In almost every case, a day of bond market improvement results in rates moving lower. That makes sense considering mortgage rates are based primarily on bonds. But there are days when the correlation breaks down. Today is one of them!
These periodic breakdowns can happen for several reasons. The most common is due to the timing and magnitude of various bond market movements. Specifically, bonds lost ground yesterday afternoon late enough in the day and in small enough measure that the average mortgage lender didn’t do much about it. Lenders instead chose to adjust this morning’s rate sheets lower to account for yesterday’s weakness.
But today’s official assessment of bond market strength/weakness is based on the end-of-day levels (which, again, had deteriorated in the final minutes). So in day-over-day terms, bonds are stronger. But compared to the last time mortgage lenders put out rate sheets, bonds are weaker. That’s the the most basic reason for the discrepancy.
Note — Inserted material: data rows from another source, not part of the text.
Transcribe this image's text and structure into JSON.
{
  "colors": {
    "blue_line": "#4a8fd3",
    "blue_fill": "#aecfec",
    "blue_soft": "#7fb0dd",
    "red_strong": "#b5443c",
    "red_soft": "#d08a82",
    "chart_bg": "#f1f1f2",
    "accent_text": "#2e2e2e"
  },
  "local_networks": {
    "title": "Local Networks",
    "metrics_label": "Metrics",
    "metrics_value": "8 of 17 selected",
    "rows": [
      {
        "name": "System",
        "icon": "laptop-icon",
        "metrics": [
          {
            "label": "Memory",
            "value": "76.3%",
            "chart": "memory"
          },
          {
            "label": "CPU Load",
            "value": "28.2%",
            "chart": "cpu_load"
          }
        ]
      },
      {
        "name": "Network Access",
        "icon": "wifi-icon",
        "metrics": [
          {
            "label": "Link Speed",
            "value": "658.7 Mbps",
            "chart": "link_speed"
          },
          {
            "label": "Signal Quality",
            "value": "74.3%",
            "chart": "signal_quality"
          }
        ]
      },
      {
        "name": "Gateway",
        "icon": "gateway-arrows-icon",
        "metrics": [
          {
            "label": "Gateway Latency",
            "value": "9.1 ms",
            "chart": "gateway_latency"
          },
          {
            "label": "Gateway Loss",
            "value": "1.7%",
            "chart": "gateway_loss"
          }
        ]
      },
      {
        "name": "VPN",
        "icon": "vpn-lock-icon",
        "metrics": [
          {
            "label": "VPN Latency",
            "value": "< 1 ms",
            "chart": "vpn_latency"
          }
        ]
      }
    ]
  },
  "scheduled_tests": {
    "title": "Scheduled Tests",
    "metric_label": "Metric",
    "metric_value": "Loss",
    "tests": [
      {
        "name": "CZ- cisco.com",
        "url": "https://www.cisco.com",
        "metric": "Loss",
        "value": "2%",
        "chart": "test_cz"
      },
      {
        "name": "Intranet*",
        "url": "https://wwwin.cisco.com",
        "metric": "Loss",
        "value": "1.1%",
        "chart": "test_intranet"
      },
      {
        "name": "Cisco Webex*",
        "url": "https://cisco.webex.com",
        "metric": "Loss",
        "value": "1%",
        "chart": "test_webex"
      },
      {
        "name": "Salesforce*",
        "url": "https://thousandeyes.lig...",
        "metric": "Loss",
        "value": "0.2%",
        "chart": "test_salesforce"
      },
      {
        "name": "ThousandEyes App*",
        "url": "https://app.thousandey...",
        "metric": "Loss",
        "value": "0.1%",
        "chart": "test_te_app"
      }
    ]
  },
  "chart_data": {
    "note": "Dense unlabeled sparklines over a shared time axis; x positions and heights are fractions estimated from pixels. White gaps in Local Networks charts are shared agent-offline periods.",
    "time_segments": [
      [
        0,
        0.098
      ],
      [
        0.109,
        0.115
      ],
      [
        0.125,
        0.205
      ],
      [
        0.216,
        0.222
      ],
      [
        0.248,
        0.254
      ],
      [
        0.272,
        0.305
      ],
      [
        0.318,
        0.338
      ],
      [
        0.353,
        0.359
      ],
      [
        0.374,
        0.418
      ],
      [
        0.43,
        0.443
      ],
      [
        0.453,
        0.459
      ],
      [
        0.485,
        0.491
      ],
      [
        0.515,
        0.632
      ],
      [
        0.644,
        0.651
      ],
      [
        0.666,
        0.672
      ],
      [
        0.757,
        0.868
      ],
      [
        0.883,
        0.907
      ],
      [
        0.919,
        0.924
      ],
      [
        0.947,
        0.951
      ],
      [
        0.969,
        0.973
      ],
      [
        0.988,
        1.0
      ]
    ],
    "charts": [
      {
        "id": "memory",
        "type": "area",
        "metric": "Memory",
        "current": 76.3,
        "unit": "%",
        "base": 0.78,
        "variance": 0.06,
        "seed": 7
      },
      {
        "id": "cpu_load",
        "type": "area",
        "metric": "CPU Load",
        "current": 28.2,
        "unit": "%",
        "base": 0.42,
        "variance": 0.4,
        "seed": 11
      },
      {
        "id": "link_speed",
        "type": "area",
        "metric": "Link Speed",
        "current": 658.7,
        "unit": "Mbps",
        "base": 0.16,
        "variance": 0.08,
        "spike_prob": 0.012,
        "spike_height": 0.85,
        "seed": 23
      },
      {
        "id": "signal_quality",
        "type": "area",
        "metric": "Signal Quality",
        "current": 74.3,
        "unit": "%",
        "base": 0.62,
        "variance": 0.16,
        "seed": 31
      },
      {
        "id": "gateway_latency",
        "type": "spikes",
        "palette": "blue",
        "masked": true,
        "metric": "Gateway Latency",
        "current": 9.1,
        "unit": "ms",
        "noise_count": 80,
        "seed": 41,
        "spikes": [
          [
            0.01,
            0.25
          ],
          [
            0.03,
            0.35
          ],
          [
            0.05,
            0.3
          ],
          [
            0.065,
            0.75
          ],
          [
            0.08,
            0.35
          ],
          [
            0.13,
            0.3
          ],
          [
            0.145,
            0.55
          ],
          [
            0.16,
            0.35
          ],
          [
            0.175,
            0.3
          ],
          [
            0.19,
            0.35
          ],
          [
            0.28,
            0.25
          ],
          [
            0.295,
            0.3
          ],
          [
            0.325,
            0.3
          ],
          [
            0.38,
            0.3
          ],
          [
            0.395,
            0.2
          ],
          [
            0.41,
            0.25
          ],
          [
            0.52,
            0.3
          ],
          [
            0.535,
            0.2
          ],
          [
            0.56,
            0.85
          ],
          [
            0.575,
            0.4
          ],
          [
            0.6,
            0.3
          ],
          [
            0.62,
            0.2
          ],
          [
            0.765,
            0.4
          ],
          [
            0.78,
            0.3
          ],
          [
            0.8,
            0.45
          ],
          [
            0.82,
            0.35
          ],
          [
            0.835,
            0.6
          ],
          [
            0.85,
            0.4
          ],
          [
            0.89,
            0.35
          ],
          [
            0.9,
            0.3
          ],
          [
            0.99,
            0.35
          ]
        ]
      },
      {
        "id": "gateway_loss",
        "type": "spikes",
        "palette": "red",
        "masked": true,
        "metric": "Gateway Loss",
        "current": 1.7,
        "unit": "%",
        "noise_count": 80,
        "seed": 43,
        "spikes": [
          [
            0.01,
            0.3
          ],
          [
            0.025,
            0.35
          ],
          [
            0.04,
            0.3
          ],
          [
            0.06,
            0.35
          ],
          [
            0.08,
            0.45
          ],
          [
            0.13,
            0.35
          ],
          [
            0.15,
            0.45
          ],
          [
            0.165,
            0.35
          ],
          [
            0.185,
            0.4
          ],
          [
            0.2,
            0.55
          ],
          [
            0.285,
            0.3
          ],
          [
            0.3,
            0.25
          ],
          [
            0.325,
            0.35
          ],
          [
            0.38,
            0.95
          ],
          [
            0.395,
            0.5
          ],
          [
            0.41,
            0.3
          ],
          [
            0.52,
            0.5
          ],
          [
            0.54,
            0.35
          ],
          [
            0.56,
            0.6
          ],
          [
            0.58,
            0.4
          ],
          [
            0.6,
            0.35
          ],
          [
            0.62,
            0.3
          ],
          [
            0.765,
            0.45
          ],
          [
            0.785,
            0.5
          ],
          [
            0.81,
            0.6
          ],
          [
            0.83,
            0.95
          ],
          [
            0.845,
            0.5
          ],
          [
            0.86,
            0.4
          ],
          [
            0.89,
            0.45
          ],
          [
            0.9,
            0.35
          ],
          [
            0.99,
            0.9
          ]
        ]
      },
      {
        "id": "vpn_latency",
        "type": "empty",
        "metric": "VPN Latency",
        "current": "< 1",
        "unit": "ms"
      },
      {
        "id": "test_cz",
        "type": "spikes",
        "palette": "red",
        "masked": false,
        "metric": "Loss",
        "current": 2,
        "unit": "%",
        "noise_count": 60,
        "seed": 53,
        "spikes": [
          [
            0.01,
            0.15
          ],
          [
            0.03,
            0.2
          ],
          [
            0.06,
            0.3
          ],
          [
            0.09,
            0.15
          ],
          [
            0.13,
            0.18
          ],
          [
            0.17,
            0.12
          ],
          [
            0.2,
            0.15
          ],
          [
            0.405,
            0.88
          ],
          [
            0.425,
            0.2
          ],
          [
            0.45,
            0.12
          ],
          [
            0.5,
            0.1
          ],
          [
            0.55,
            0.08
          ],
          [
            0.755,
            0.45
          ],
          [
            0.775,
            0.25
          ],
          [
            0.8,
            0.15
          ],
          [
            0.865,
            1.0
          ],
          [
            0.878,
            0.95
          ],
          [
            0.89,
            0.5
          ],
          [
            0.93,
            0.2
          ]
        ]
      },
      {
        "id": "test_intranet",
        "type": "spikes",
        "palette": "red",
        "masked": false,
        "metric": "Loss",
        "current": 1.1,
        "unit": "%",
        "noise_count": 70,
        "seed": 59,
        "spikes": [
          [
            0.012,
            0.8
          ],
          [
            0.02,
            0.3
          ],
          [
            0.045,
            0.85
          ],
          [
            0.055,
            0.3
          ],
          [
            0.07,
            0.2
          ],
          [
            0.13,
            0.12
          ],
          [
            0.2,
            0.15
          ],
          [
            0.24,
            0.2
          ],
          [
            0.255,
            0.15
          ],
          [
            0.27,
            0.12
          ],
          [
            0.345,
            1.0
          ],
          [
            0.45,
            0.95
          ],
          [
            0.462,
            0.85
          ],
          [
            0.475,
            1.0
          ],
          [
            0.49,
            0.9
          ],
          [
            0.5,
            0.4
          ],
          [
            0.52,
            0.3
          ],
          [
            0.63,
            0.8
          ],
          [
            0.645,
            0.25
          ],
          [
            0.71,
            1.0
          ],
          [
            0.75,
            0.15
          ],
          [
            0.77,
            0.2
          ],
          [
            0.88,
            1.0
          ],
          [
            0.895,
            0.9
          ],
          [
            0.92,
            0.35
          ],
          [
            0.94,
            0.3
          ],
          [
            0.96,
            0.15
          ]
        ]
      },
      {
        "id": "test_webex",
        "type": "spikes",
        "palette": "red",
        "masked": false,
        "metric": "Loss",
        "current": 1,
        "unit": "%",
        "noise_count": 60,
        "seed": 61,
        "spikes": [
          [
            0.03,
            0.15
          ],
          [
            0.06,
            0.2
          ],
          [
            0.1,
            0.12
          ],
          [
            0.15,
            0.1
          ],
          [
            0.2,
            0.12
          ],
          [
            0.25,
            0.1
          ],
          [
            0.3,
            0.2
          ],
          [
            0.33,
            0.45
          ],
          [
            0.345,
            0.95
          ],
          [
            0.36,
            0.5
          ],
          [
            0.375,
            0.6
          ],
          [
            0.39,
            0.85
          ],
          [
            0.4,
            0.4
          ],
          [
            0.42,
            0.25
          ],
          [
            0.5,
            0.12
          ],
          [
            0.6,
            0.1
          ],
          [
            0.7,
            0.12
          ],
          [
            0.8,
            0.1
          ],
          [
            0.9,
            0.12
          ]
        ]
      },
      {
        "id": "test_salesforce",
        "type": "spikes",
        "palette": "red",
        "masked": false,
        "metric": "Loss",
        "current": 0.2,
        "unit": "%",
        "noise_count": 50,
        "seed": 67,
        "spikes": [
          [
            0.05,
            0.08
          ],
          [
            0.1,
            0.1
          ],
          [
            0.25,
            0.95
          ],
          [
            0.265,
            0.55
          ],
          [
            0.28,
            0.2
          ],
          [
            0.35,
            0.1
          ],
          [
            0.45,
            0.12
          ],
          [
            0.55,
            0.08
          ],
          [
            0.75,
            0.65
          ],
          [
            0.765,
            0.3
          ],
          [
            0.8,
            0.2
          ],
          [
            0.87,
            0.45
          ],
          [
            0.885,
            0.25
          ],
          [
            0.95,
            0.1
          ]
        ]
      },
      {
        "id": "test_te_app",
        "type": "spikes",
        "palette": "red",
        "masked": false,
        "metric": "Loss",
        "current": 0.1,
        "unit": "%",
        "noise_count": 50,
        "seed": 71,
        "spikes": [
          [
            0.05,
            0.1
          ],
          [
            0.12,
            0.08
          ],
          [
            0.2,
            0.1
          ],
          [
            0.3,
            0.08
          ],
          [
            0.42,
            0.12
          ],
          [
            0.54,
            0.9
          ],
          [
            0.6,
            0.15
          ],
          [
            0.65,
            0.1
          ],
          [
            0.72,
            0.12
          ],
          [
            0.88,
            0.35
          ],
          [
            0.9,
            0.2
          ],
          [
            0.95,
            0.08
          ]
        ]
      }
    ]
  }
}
On a slightly more complex note, we could talk about the separate bonds the comprise the US Treasury market and the mortgage-backed securities market. Mortgage bonds aren’t doing as well today. They’re just barely stronger whereas US Treasuries are faring much better.
The net effect is an average 30yr fixed rate that is modestly higher compared to yesterday’s latest levels, but still not as high as those seen on the first two days of the week.